Korean Accounting Enforcement Dataset
240 Korean accounting violations coded across FSS and SFC enforcement records, DART-linked and validated through a five-phase bias audit — the first open, reproducible Korean enforcement dataset with machine-readable violation taxonomy and Beneish ratio coverage for named companies.
Overview
A structured dataset of Korean accounting fraud enforcement decisions, extracted from Financial Supervisory Service (FSS) and Securities & Futures Commission (SFC) publications. The dataset covers 240 violations across three source document types, with a bias-validated six-type taxonomy applied consistently across both regulators. 86 named companies are matched to DART corp_codes, enabling cross-reference to financial statement data. 60 company-years have Beneish ratios computed from DART filings. The full enrichment pipeline is reproducible — LLM-enriched from PDF/HWP source documents, validated through cohort splitting, blind prompt stripping, and cross-model replication.
Problem
Korean accounting fraud enforcement is unusually well-documented and unusually hard to use. The FSS publishes quarterly enforcement reports as PDFs in Korean. The SFC publishes its quarterly decisions in ZIP files containing PDFs. Neither is structured. Anyone wanting to do empirical research on Korean accounting fraud has to extract the violations themselves — once for the PDF parsing, once for Korean text normalization, once for the violation taxonomy, and once again for the cross-reference to DART if Beneish ratios are needed. The aggregate cost across research groups is enormous. The marginal benefit of doing it well once and publishing it is high. A secondary problem: LLM enrichment of structured classification tasks is unreliable without validation.

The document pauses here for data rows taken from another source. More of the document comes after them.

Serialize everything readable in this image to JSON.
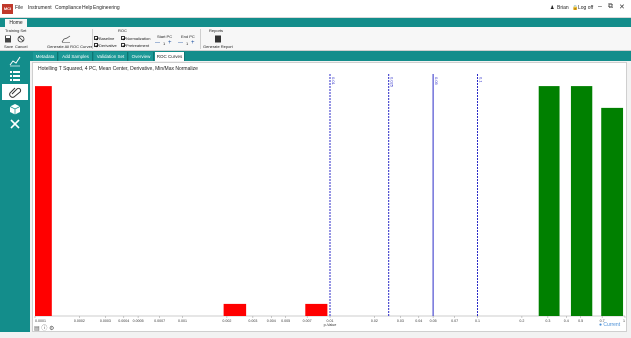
{
  "menu": {
    "logo": "MCI",
    "items": [
      "File",
      "Instrument",
      "Compliance",
      "Help",
      "Engineering"
    ],
    "user": "Brian",
    "logoff": "Log off"
  },
  "ribbon": {
    "home_tab": "Home",
    "training_set": {
      "group_label": "Training Set",
      "save": "Save",
      "cancel": "Cancel",
      "generate_all": "Generate All ROC Curves"
    },
    "roc": {
      "group_label": "ROC",
      "baseline": "Baseline",
      "derivative": "Derivative",
      "normalization": "Normalization",
      "pretreatment": "Pretreatment",
      "start_pc_label": "Start PC",
      "end_pc_label": "End PC",
      "start_pc": "1",
      "end_pc": "1"
    },
    "reports": {
      "group_label": "Reports",
      "generate": "Generate Report"
    }
  },
  "subtabs": [
    {
      "label": "Metadata",
      "active": false
    },
    {
      "label": "Add Samples",
      "active": false
    },
    {
      "label": "Validation Set",
      "active": false
    },
    {
      "label": "Overview",
      "active": false
    },
    {
      "label": "ROC Curves",
      "active": true
    }
  ],
  "sidebar_icons": [
    "line-chart-icon",
    "list-icon",
    "paperclip-icon",
    "cube-icon",
    "tools-icon"
  ],
  "chart_data": {
    "type": "bar",
    "title": "Hotelling T Squared, 4 PC, Mean Center, Derivative, Min/Max Normalize",
    "xlabel": "p-Value",
    "x_scale": "log",
    "xlim": [
      0.0001,
      1
    ],
    "ylim": [
      0,
      1
    ],
    "x_tick_labels": [
      "0.0001",
      "0.0002",
      "0.0003",
      "0.0004",
      "0.0005",
      "0.0007",
      "0.001",
      "0.002",
      "0.003",
      "0.004",
      "0.005",
      "0.007",
      "0.01",
      "0.02",
      "0.03",
      "0.04",
      "0.05",
      "0.07",
      "0.1",
      "0.2",
      "0.3",
      "0.4",
      "0.5",
      "0.7",
      "1"
    ],
    "x_ticks": [
      0.0001,
      0.0002,
      0.0003,
      0.0004,
      0.0005,
      0.0007,
      0.001,
      0.002,
      0.003,
      0.004,
      0.005,
      0.007,
      0.01,
      0.02,
      0.03,
      0.04,
      0.05,
      0.07,
      0.1,
      0.2,
      0.3,
      0.4,
      0.5,
      0.7,
      1
    ],
    "series": [
      {
        "color": "#ff0000",
        "bars": [
          {
            "x_from": 0.0001,
            "x_to": 0.00013,
            "y": 0.95
          },
          {
            "x_from": 0.0019,
            "x_to": 0.0027,
            "y": 0.05
          },
          {
            "x_from": 0.0068,
            "x_to": 0.0096,
            "y": 0.05
          }
        ]
      },
      {
        "color": "#008000",
        "bars": [
          {
            "x_from": 0.26,
            "x_to": 0.36,
            "y": 0.95
          },
          {
            "x_from": 0.43,
            "x_to": 0.6,
            "y": 0.95
          },
          {
            "x_from": 0.69,
            "x_to": 0.97,
            "y": 0.86
          }
        ]
      }
    ],
    "vlines": [
      {
        "x": 0.01,
        "label": "0.01",
        "style": "dashed"
      },
      {
        "x": 0.025,
        "label": "0.025",
        "style": "dashed"
      },
      {
        "x": 0.05,
        "label": "0.05",
        "style": "solid"
      },
      {
        "x": 0.1,
        "label": "0.1",
        "style": "dashed"
      }
    ],
    "legend": {
      "label": "Current",
      "color": "#4a8fd6",
      "position": "bottom-right"
    }
  }
}
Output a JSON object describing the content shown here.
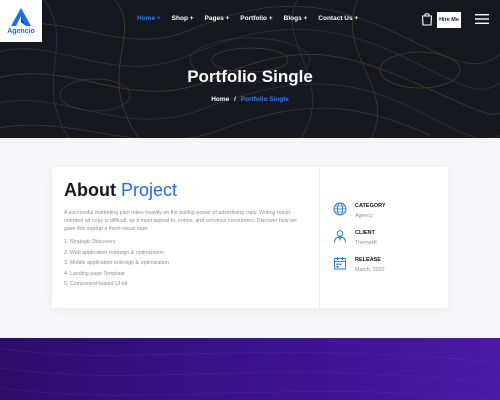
{
  "brand": {
    "name": "Agencio",
    "accent_color": "#1a6cf0"
  },
  "nav": {
    "items": [
      {
        "label": "Home +",
        "active": true
      },
      {
        "label": "Shop +",
        "active": false
      },
      {
        "label": "Pages +",
        "active": false
      },
      {
        "label": "Portfolio +",
        "active": false
      },
      {
        "label": "Blogs +",
        "active": false
      },
      {
        "label": "Contact Us +",
        "active": false
      }
    ],
    "hire_label": "Hire Me"
  },
  "hero": {
    "title": "Portfolio Single",
    "breadcrumb": {
      "home": "Home",
      "separator": "/",
      "current": "Portfolio Single"
    }
  },
  "about": {
    "title_main": "About",
    "title_accent": "Project",
    "description": "A successful marketing plan relies heavily on the pulling-power of advertising copy. Writing result-oriented ad copy is difficult, as it must appeal to, entice, and convince consumers. Discover how we gave this startup a fresh visual start",
    "features": [
      "1. Strategic Discovery",
      "2. Web application redesign & optimization",
      "3. Mobile application redesign & optimization",
      "4. Landing page Template",
      "5. Component-based UI-kit"
    ]
  },
  "meta": {
    "category": {
      "label": "CATEGORY",
      "value": "Agency",
      "icon": "globe-icon"
    },
    "client": {
      "label": "CLIENT",
      "value": "ThemeHt",
      "icon": "client-icon"
    },
    "release": {
      "label": "RELEASE",
      "value": "March, 2020",
      "icon": "calendar-icon"
    }
  }
}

The natural failure mode is a prompt that scaffolds the answer — the model applies a label because the description matches the task surface, not because the source text provides specific evidence. Detecting this requires running the same cases with different prompts and different models, not just checking inter-model agreement on a shared prompt.
Constraints
- FSS Source 3 (229 cases): companies anonymized as 사A, 사B — no DART link possible; taxonomy work is limited to anonymized cohort
- 50 pre-2022 FSS PDFs are binary-corrupted at the source level — pdfplumber and pypdfium2 both fail; the 65-ok / 50-failed split is a permanent ceiling
- DART match ceiling ~90%: some named companies have restructured, delisted, or use name variants that cannot be resolved to active corp_codes
- Beneish coverage limited to 60 company-years: computation requires two consecutive years of comparable DART financials; many companies have gaps or use nature-of-expense reporting
- Dataset covers three of eight identified enforcement sources — data.go.kr structured CSV, CaseNote, auditor-side findings, FSC press releases, and three others are documented as v2.0 candidates
Approach
Three CSV outputs, each with a distinct analytical role. violations.csv (240 rows) captures the violation type from a closed-set taxonomy, the scheme type, forensic signals linked to the jfia-forensic detectlet vocabulary, and the source document. beneish_ratios.csv (60 rows) joins named-company violations to DART financial statements for the named cohort. dart_matches.csv (86 rows) maps named companies to DART corp_codes at roughly 90% match rate. The taxonomy went through five bias validation phases before the final production run. The enrichment uses a tiered model delegation: Haiku for high-volume structured classification with tool-use enum constraints, Sonnet for nuanced review and comparison, Opus reserved exclusively for the SFC final synthesis — one call interpreting ambiguous empirical findings against expected taxonomy patterns. Total cost through prompt repair: under $2.
Key Decisions
Six closed violation types rather than open tagging
A closed taxonomy enables quantitative analysis across the dataset — violation type frequency, Beneish component separability by type, precision computation. Open tagging produces richer per-case descriptions but cannot be aggregated. The six types (asset_inflation, revenue_fabrication, disclosure_fraud, liability_suppression, related_party, cost_distortion) were derived from the Korean regulatory enforcement literature and cover the material categories present in FSS and SFC decisions. Cases outside the six types are preserved with violation_type=null and full extracted text rather than forced into a category.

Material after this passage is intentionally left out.